絶対王子は、ご機嫌ななめ
よし。今日こそは、政宗さんに文句を言ってやる。そして、奪われた自由を取り戻さなくっちゃ!!
やる気満々、意気揚々と政宗さんのところへ向かったけれど。
「俺の予定は俺の予定。おまえの予定も俺の予定」
なんて、どこかで聞いたようなセリフを言われ、あっけなく幕を閉じた。
意味わかんないんですけど? 私の予定も政宗さんの予定なんて、どう考えたっておかしいでしょ?
全然納得いかなくてひとりブツブツ呟いていると、首筋に何かが触れるのを感じて肩をすぼめた。

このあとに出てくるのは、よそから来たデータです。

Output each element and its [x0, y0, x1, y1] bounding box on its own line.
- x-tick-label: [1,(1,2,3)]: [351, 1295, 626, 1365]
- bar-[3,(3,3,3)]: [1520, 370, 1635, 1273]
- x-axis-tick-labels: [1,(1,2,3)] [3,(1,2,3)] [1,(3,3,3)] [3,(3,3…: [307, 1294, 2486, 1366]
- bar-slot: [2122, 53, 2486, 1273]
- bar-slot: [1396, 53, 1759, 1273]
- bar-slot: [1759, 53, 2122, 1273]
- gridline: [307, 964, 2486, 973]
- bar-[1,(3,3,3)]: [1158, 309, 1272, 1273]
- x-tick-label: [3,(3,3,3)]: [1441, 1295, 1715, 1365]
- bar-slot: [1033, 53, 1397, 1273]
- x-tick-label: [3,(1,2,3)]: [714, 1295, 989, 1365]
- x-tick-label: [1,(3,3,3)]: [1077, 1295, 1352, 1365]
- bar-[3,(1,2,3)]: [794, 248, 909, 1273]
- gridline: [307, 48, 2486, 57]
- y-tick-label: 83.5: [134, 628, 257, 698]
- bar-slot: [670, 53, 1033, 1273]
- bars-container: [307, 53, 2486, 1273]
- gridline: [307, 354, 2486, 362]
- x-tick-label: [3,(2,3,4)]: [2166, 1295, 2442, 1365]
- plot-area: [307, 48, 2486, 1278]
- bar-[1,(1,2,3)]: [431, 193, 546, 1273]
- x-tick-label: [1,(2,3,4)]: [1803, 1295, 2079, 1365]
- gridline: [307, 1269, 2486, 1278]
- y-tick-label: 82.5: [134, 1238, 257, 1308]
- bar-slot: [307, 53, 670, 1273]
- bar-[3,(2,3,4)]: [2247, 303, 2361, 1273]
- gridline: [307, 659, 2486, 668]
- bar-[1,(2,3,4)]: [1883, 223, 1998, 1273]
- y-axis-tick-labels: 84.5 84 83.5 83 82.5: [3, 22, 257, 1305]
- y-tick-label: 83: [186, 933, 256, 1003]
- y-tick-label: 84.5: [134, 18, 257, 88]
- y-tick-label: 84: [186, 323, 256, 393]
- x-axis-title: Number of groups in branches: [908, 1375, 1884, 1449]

「そう怒るな。柚子と昼飯食うようになってから、ひとりで食うと味気ないんだよ」
ちょ、ちょっと。一体どうしちゃったっていうの!?
いきなりそんな、母性をくすぐるようなこと言っちゃって。反則でしょ!!
しかも今、“柚子”って呼ばなかった? さっき更衣室に来た時までは間違いなく“ジャム”だったのに、どういう風の吹き回し?
そりゃジャムなんて呼ばれるより、名前で呼ばれる方がいいけれど。でもちょっとこっ恥ずかしいと言うか、むず痒いと言うか。
彼氏彼女チックで、どうしたものかと反応に困ってしまう。
政宗さんのこと諦めようと思っていたのに、諦らめられなくなっちゃうじゃない……。